Driven money-mad by the Depression, dad stayed peeved at what I’d wasted on fiction. Noting my sense of humor and a certain idiot willingness to sometimes speak in public, he kept saying, “Think what General Motors might’ve paid you through the nose!” But now, through the magic of the Sentences, I can make still more of dad. It happened after I left home. On a Palm Beach golf course—him playing through with a famous Detroit magnate, a Ford of the auto Fords—my father got quizzed. Mr. Ford asked if dad’s strange Welsh last name might be related to that of the author of a fat new novel. And when my father acknowledged we were kin, the industrialist reached into a side pocket of his costly white leather golf bag. He pulled out a thumbed hardback copy of my book and asked my father to autograph it. Which dad immediately did. And to his credit, he phoned me from the club house and, excited, told me this had just happened.
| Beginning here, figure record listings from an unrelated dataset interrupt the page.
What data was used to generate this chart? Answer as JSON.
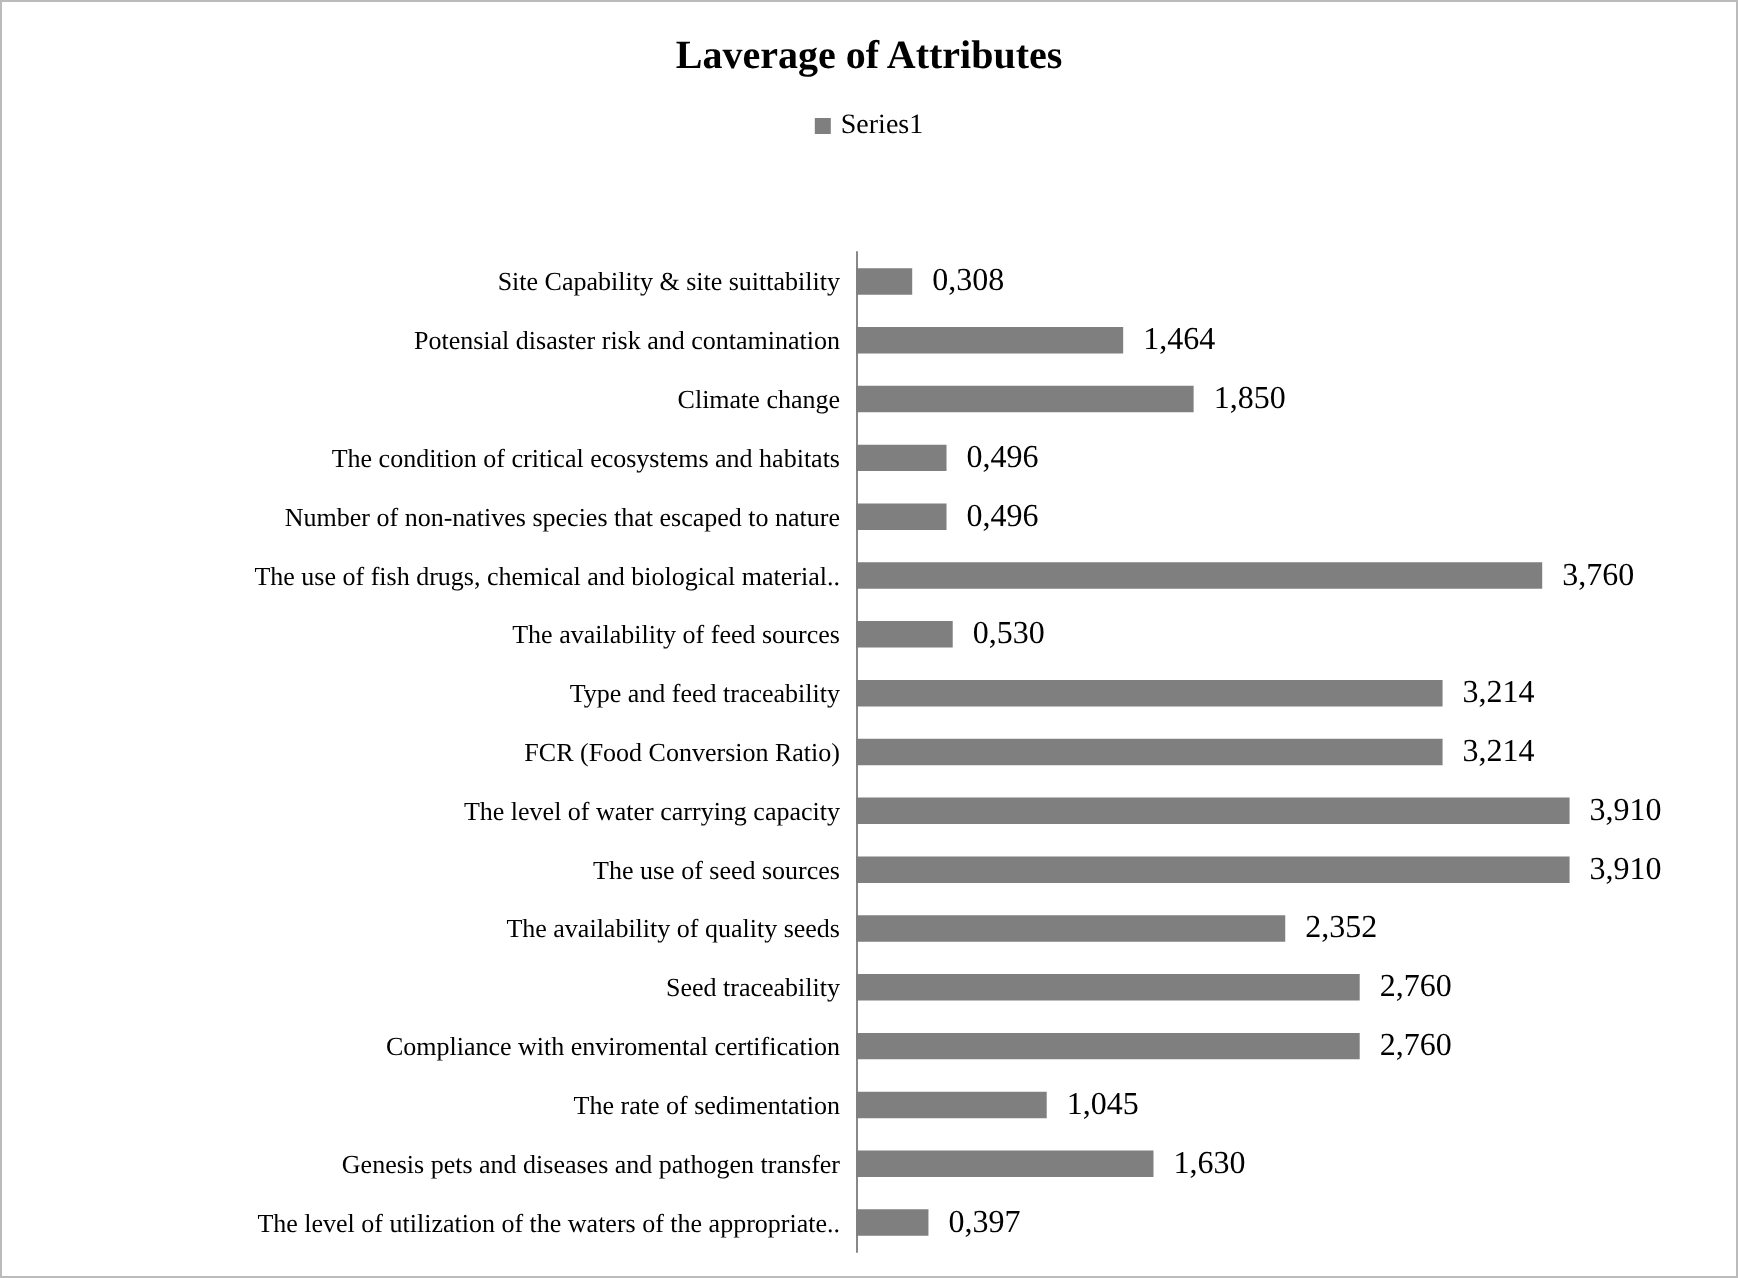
{
  "chart_data": {
    "type": "bar",
    "orientation": "horizontal",
    "title": "Laverage of Attributes",
    "categories": [
      "Site Capability & site suittability",
      "Potensial disaster risk and contamination",
      "Climate change",
      "The condition of critical ecosystems and habitats",
      "Number of non-natives species that escaped to nature",
      "The use of fish drugs, chemical and biological material..",
      "The availability of feed sources",
      "Type and feed traceability",
      "FCR (Food Conversion Ratio)",
      "The level of water carrying capacity",
      "The use of seed sources",
      "The availability of quality seeds",
      "Seed traceability",
      "Compliance with enviromental certification",
      "The rate of sedimentation",
      "Genesis pets and diseases and pathogen transfer",
      "The level of utilization of the waters of the appropriate.."
    ],
    "series": [
      {
        "name": "Series1",
        "color": "#7f7f7f",
        "values": [
          0.308,
          1.464,
          1.85,
          0.496,
          0.496,
          3.76,
          0.53,
          3.214,
          3.214,
          3.91,
          3.91,
          2.352,
          2.76,
          2.76,
          1.045,
          1.63,
          0.397
        ],
        "value_labels": [
          "0,308",
          "1,464",
          "1,850",
          "0,496",
          "0,496",
          "3,760",
          "0,530",
          "3,214",
          "3,214",
          "3,910",
          "3,910",
          "2,352",
          "2,760",
          "2,760",
          "1,045",
          "1,630",
          "0,397"
        ]
      }
    ],
    "legend": "top",
    "grid": false,
    "tick_labels": "y"
  }
}
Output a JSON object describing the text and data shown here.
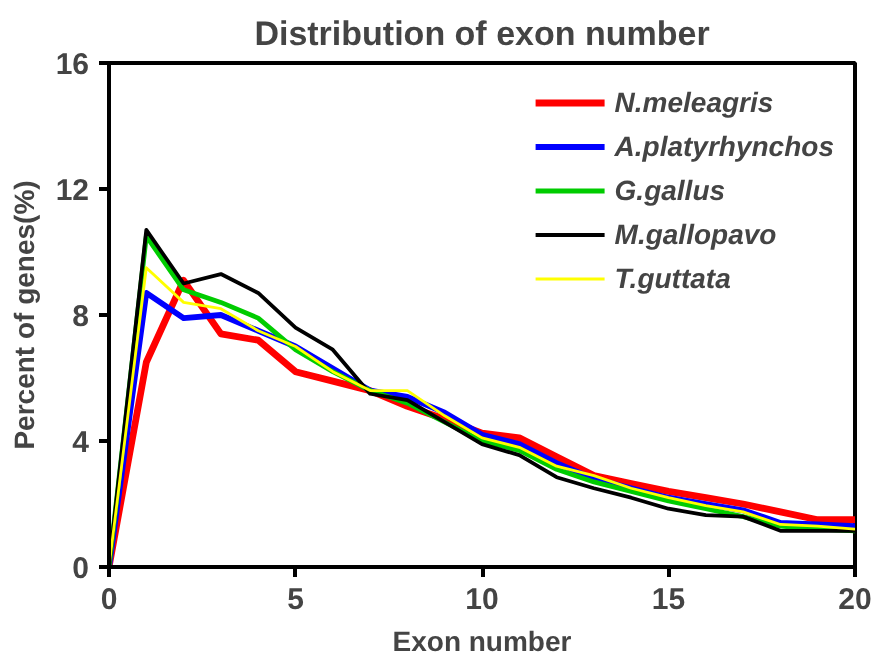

Being asked to sign made him seriously reconsider whether fiction might not, after all, have certain social uses. And when (going too far as usual) I risked asking him what he had signed in Ford’s copy of my book, dad paused.
Well, he said, he had simply inscribed his name—you know, legibly, as you would on a check. “But,” he added. “In the space under that? I just wrote ‘His Father.’”
So here, O Fellow Masters of Fine Arts, is my last wish for you. That your whole family, your culture, our glorious gullible country and, yes, our very literature will countersign your writing.
“If wishes were horses, beggars would ride.”
And today, through you, that happens. (So, ride, my valiant fellow beggars, ride!)